Some cats are allergic to food, insects, inhalants and many others. Their reaction to allergens usually manifest in itching of the skin that leads to hair loss. Other symptoms include coughing, sneezing, vomiting and diarrhea. Cats might also lose appetite so weight loss can also happen.

3. Skin Parasites

Fleas, ticks, mites – these parasites can cause your cat excessive itching and biting in areas they infect. Your cat will strive to remove them by itching but unfortunately also affect their fur. There could be loss in appetite also caused by stress.

4. Environmental factors

Being ultimate control freaks, cats thrive on consistency and predictability. Any deviations from their normal routine might trigger stress. Situations like long absence of their owner, arrival of a new family member or conflict with other cats are significant and troubling for cats. As a result, they pull their hair out, feign sleep, avoid contact with people or other cats and reduce eating. 

5. Breed of Cat

Certain breeds of cat are more likely to pull out their fur than others. These include pure-breed oriental cats, like Burmese and Siamese, along with more recent breeds such as Bengal cats. It is known that these breeds may be genetically predisposed to the behavior. 

What to do with the issue

No matter what the cause, when you observe your cat pulling its hair out and losing weight, have it examined by a vet. The vet will be asking for background information about the behavior, so it’s better to be prepared to give as much information as you can. Look out for these things: 

Where is the cat pulling its fur out?

When responding to itchy skin, a symmetrical pattern of baldness or damaged hair can be seen on areas that cats can comfortably reach on both sides. Hair pulling in response to pain, whether due to injury or disease, is usually unilateral or focused on one area where the pain is felt.

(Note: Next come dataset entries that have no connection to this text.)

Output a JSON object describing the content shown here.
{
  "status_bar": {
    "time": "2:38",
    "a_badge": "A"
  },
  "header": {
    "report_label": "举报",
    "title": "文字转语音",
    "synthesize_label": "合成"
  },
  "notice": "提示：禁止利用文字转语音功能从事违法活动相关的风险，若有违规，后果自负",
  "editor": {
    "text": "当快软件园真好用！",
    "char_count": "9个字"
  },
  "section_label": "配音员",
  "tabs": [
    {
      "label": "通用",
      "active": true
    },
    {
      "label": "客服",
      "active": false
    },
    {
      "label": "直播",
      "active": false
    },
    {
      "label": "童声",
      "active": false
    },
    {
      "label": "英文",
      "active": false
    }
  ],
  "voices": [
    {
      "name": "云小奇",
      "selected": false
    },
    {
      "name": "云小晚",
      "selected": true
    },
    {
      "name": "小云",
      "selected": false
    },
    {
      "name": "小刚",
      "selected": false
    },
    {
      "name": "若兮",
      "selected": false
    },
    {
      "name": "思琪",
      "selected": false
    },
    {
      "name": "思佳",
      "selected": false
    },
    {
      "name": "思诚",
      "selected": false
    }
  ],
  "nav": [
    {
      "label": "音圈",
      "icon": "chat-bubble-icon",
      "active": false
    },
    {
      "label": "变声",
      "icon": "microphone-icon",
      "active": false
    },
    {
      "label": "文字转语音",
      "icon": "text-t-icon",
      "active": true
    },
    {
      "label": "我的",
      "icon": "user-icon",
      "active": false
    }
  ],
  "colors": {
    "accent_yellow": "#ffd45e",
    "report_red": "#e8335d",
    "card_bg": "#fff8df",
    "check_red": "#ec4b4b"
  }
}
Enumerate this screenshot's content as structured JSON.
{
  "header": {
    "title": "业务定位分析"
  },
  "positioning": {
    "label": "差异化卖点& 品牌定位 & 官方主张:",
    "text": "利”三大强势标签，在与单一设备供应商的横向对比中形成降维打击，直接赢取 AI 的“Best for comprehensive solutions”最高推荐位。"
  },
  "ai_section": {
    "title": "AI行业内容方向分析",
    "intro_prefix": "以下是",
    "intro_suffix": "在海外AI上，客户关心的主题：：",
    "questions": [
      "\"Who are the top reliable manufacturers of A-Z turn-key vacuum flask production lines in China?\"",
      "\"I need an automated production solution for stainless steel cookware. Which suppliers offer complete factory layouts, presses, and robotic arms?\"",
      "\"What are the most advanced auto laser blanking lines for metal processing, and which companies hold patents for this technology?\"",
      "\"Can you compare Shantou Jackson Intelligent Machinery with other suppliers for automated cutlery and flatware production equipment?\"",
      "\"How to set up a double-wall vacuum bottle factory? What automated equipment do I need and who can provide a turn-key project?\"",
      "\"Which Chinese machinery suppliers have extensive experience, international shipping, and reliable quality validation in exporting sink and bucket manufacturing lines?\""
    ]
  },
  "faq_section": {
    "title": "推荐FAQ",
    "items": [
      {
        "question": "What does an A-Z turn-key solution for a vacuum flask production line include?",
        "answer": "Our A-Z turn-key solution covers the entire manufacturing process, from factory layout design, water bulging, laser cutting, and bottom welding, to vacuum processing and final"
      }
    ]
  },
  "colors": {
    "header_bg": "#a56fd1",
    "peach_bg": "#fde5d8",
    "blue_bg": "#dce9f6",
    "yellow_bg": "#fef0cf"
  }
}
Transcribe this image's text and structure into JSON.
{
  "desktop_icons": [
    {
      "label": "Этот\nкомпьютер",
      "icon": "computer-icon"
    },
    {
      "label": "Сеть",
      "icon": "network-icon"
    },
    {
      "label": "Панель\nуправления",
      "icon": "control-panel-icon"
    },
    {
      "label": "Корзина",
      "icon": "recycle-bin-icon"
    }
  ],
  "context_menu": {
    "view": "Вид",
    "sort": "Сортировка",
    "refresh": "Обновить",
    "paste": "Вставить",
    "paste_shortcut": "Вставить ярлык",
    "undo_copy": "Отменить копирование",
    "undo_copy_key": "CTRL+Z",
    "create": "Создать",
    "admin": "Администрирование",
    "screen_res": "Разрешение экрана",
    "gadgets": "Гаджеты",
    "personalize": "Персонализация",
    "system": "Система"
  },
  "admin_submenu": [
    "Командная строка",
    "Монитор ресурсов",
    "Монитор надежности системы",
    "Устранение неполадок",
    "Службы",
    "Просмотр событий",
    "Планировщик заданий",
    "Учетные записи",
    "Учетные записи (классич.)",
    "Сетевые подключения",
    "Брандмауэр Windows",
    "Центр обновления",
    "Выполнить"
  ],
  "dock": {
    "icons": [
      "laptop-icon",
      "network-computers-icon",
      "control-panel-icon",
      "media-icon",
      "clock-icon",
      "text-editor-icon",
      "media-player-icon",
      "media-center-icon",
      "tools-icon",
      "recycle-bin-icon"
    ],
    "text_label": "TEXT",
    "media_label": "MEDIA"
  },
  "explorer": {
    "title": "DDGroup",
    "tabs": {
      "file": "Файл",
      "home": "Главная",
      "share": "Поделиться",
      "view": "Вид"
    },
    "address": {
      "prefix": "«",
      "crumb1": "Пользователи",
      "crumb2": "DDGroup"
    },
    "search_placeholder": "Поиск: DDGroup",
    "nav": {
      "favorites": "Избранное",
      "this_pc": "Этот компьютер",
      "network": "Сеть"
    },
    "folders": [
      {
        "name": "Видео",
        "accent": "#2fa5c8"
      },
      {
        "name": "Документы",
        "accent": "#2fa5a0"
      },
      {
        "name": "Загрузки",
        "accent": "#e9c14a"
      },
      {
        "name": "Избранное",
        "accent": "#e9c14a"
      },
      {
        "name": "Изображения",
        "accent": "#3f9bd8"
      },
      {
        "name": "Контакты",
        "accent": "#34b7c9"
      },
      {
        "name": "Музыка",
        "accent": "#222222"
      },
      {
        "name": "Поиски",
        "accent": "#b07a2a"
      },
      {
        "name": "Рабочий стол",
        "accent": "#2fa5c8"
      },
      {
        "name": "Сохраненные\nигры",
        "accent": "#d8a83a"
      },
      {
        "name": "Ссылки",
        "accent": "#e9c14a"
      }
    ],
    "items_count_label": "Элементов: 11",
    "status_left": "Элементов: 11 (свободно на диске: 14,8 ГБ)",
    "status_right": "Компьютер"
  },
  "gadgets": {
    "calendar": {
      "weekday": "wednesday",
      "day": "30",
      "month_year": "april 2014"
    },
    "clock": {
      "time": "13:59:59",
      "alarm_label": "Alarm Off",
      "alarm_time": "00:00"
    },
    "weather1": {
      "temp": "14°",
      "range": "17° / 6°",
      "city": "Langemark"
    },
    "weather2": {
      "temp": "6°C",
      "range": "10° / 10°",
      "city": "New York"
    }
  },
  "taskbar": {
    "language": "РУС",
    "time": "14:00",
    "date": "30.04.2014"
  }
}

Is there a pattern to the behavior?

Does the behavior only happen during spring or appears only during winter? Pulling out fur in hotter seasons can indicate allergy to pollen, trees or plants while in colder seasons might indicate frustration or boredom. 

Providing your veterinarian with as much detailed information as possible will speed up the process of finding a diagnosis for your pet. 

Tips in keeping your pet healthy

Pulling out fur and losing weight are both usually a result of health issues. Some tips to prevent these include the following:

Feed your pet a balanced diet

For healthy hair, skin and body, your cat needs a diet with a good balance of carbohydrates, proteins, and fats. Also check if some meals provoke allergic reactions. You can check with your vet for recommendations.

Groom your cat daily

Brushing your cat every day can help you detect issues earlier – preventing fleas and ticks and keeping infections away. Aside from removing dead hair, it also stimulates new growth and brings your cat’s natural oils to their skin. You become more familiar with the marks on your cat’s skin as you groom so you will quickly notice any changes or abnormalities.

Introduce changes slowly and steadily

Make transitions smooth for your pet. Cats are incredibly sensitive to their environment so changes can be dramatic and stressful for them. Although they accept change, they don’t like it to happen abruptly. As you introduce change, you can: 

  • Start small – Take small steps and don’t make too many changes at once. Enjoin familiar things as much as possible.
  • Watch for signs of stress – It can include loss of appetite, overgrooming or change in litter box habits. Take a few steps back if you observe these and move more slowly with the changes.